Luca Esposito bruciato vivo

SALERNO – Il dubbio più atroce purtroppo sembra si stia trasformando in una certezza. Luigi “Luca” Esposito, il giornalista sportivo trovato carbonizzato la notte tra sabato e domenica scorsa in un terreno agricolo di contrada Cioffi ad Eboli, non era ancora clinicamente morto quando il suo corpo è stato dato alle fiamme. L’autopsia, effettuata martedì pomeriggio dal medico legale Gabriele Casaburi nominato dalla procura di Salerno, avrebbe rivelato tracce di fumo nei polmoni in quantità tale da provocargli un’ “asfissia meccanica violenta”.
Ciò non significa che Luca era cosciente nel momento in cui è stato bruciato, perché le percosse ricevute sono state talmente violente da fratturargli le ossa del viso (la mandibola in particolare) e il cranio. Probabile quindi che abbia perso coscienza per molto tempo, al punto da far credere agli assassini che fosse già morto. Da qui dunque la decisione di cospargere del liquido infiammabile sul corpo della vittima ed appiccare il fuoco.

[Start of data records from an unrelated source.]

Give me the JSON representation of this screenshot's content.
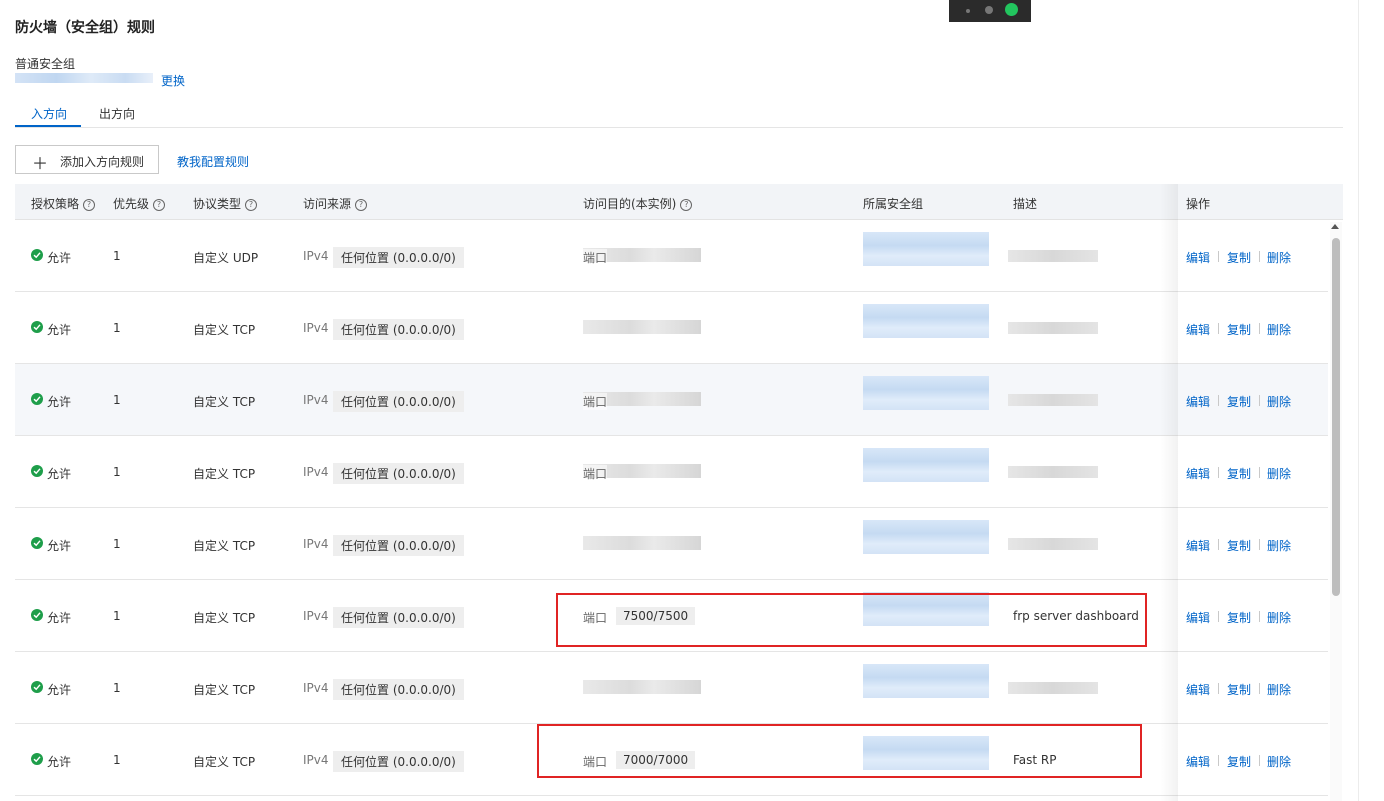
{
  "header": {
    "title": "防火墙（安全组）规则",
    "sg_type": "普通安全组",
    "change_label": "更换"
  },
  "tabs": [
    {
      "label": "入方向",
      "active": true
    },
    {
      "label": "出方向",
      "active": false
    }
  ],
  "toolbar": {
    "add_label": "添加入方向规则",
    "help_link": "教我配置规则"
  },
  "table": {
    "columns": {
      "policy": "授权策略",
      "priority": "优先级",
      "protocol": "协议类型",
      "source": "访问来源",
      "dest": "访问目的(本实例)",
      "group": "所属安全组",
      "desc": "描述",
      "ops": "操作"
    },
    "actions": {
      "edit": "编辑",
      "copy": "复制",
      "delete": "删除"
    },
    "rows": [
      {
        "policy": "允许",
        "priority": "1",
        "protocol": "自定义 UDP",
        "ip_type": "IPv4",
        "source": "任何位置 (0.0.0.0/0)",
        "port_label": "端口",
        "port": "",
        "desc": ""
      },
      {
        "policy": "允许",
        "priority": "1",
        "protocol": "自定义 TCP",
        "ip_type": "IPv4",
        "source": "任何位置 (0.0.0.0/0)",
        "port_label": "",
        "port": "",
        "desc": ""
      },
      {
        "policy": "允许",
        "priority": "1",
        "protocol": "自定义 TCP",
        "ip_type": "IPv4",
        "source": "任何位置 (0.0.0.0/0)",
        "port_label": "端口",
        "port": "",
        "desc": ""
      },
      {
        "policy": "允许",
        "priority": "1",
        "protocol": "自定义 TCP",
        "ip_type": "IPv4",
        "source": "任何位置 (0.0.0.0/0)",
        "port_label": "端口",
        "port": "",
        "desc": ""
      },
      {
        "policy": "允许",
        "priority": "1",
        "protocol": "自定义 TCP",
        "ip_type": "IPv4",
        "source": "任何位置 (0.0.0.0/0)",
        "port_label": "",
        "port": "",
        "desc": ""
      },
      {
        "policy": "允许",
        "priority": "1",
        "protocol": "自定义 TCP",
        "ip_type": "IPv4",
        "source": "任何位置 (0.0.0.0/0)",
        "port_label": "端口",
        "port": "7500/7500",
        "desc": "frp server dashboard"
      },
      {
        "policy": "允许",
        "priority": "1",
        "protocol": "自定义 TCP",
        "ip_type": "IPv4",
        "source": "任何位置 (0.0.0.0/0)",
        "port_label": "",
        "port": "",
        "desc": ""
      },
      {
        "policy": "允许",
        "priority": "1",
        "protocol": "自定义 TCP",
        "ip_type": "IPv4",
        "source": "任何位置 (0.0.0.0/0)",
        "port_label": "端口",
        "port": "7000/7000",
        "desc": "Fast RP"
      }
    ]
  },
  "colors": {
    "link": "#0064c8",
    "allow": "#1e9e4a",
    "highlight_box": "#e02424",
    "status_green": "#22c55e"
  }
}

Questa triste ipotesi potrà comunque essere confermata solo quando la procura di Salerno, che mantiene il più stretto riserbo sulle indagini, leggerà la relazione dell’autopsia in procinto di essere consegnata dal medico legale. Prima di allora però sono necessari ulteriori analisi sul cadavere di Luca relativi al Dna e all’assunzione eventuale di sostanze stupefacenti.
Proprio ieri una delle due sorelle di Luca è stata sottoposta a prelievo del Dna per compararlo con quello della vittima ed avere così la certezza ufficiale e scientifica che l’uomo carbonizzato sia effettivamente Luigi “Luca” Esposito, sebbene le protesi dentarie rinvenute risultino compatibili con quelle indicate dall’odontotecnico che aveva in cura il giornalista.
Intanto dal punto di vista investigativo, i carabinieri continuano a battere la zona in cui è stato ritrovato il corpo del giornalista alla ricerca soprattutto del telefonino della vittima e dell’oggetto contundente con cui gli assassini avrebbero massacrato di botte Luca Esposito. Nella zona ci sono molti canali consortili che nei prossimi giorni i sommozzatori potrebbero perlustrare.
Così come si cerca una traccia visiva della presenza di Luca in auto (e di un suo eventuale accompagnatore) all’interno delle immagini catturate dalla telecamera privata dell’allevamento bufalino dell’azienda “Jemma”, acquisite martedì scorso ma dalle quali non si riesce ad individuare con chiarezza né quante persone ci fossero all’interno né tantomeno i volti. I tecnici informatici dei carabinieri stanno lavorando sui frame per schiarirli e pulirli dalle imperfezioni nel tentativo di mettere a fuoco la persona o le persone all’interno dell’abitacolo.
Nelle immagini del sistema Dvr privato si vedono parecchie auto passare lungo la Sp 416 e tra queste sicuramente ci sarà anche la Lancia Y bianca. Ma a che ora? Forse alle 22 o poco più tardi. L’ultimo accesso Whatsapp risale alle 22.47. A quell’ora Luca era ancora vivo. Poi ha trovato la morte nel modo peggiore possibile. Da innocente, inconsapevole del pericolo a cui stava andando incontro.